I did some quick math on how much data is contained on a screen at any given instant and I ended up with a number well beyond what I thought was possible. 256 colors for Red, Green, and Blue each define a pixel and there are currently 1920x1080 pixels on my screen so..

256 x 256 x 256 x 1920 x 1080 bits = 4.35 Terabytes of data

Obviously that would require more space than is on my desktop, let alone some Raspberry pi. So how do they do it? Any other resources anyone has for learning how displays work in general I'd love to have a look.

Asked By : Nathan

Answered By : jmite

You're confusing the number of possible values that a pixel can display with the amount of data being shown at any given instance.

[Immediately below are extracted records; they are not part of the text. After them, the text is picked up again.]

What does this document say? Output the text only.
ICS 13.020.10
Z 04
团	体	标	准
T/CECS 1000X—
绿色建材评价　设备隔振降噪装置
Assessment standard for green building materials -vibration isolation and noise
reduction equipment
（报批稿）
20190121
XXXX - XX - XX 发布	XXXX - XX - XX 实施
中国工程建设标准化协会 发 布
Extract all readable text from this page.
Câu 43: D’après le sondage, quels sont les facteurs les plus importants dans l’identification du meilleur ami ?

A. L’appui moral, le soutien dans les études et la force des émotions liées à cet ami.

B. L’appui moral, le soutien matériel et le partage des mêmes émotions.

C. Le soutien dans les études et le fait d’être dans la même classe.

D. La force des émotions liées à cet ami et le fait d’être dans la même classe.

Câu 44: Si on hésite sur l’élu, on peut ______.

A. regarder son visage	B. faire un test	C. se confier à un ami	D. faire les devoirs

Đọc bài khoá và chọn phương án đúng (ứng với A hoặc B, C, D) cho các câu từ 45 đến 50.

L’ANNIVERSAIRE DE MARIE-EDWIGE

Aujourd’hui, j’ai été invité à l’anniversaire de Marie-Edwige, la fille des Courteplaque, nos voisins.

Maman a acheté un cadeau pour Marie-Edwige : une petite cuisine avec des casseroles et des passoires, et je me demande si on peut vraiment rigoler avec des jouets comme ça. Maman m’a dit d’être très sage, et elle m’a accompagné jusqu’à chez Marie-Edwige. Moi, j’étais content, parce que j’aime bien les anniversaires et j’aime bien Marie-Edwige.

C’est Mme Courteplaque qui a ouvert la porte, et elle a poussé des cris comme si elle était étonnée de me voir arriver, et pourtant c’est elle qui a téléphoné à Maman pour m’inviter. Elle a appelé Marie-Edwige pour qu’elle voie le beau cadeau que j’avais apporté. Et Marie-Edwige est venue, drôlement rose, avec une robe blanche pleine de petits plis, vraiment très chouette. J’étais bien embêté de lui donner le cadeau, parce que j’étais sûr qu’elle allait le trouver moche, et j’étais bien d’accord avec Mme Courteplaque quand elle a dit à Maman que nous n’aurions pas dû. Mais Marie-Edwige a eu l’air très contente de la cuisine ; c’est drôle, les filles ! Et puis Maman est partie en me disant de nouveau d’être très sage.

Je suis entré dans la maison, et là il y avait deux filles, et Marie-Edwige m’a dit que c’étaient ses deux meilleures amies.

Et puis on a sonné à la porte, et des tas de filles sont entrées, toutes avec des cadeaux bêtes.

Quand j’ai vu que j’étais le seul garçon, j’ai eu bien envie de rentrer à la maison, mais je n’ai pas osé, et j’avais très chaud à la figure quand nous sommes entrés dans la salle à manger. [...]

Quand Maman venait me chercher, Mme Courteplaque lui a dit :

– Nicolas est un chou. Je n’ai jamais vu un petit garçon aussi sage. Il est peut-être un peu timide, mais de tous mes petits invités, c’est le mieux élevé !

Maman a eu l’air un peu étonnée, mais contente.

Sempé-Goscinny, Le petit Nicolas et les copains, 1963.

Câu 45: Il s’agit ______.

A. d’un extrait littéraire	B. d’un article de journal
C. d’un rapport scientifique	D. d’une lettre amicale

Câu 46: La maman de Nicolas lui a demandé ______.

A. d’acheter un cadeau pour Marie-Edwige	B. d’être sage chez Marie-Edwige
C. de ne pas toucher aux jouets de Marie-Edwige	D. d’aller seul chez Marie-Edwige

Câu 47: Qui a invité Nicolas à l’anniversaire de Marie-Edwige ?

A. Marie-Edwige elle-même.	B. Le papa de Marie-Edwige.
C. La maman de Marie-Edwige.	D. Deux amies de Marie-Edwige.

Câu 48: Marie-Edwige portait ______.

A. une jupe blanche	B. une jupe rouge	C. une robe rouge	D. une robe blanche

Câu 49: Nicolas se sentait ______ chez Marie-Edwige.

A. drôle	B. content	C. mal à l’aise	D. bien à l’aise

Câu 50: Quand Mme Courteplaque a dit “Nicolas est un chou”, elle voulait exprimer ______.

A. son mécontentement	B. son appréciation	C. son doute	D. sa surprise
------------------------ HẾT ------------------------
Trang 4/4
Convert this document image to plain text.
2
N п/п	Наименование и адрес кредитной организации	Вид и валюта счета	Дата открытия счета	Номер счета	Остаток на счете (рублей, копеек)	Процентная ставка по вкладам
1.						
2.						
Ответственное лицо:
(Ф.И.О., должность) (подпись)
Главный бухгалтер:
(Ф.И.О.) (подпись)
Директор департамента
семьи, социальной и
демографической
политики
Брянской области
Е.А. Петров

The number you give is the number of possible pixel states that your display can be in, multiplied by the number of pixels, which isn't really a meaningful number.

(EDIT: As Mehrdad and phihag point out, I'd incorrectly assumed you'd given the number of possible images. That number is actually $(256 \times 256 \times 256) ^ {1920 \times 1080}$, which is much larger than your number.)

The important detail is, at any time, a pixel is only in one state.

There are 256 possible values for each pixel, but we only are in one of them at any given time.

Any number between 0 and 255 can be encoded using 8-bits, just the same way you can write any number between 0 and 999999 using only 6 decimal digits. So there are 24 bits per pixel, or 3 bytes per pixel.

So 3*1920*1080=6220800 bytes, or just over 6MB.

Think of it like this, you as a person can verbally list all the digits in some 20-digit number, but you can't possibly list every 20-digit number. Your monitor could never in its lifetime display all possible images, but it certainly display one of those images.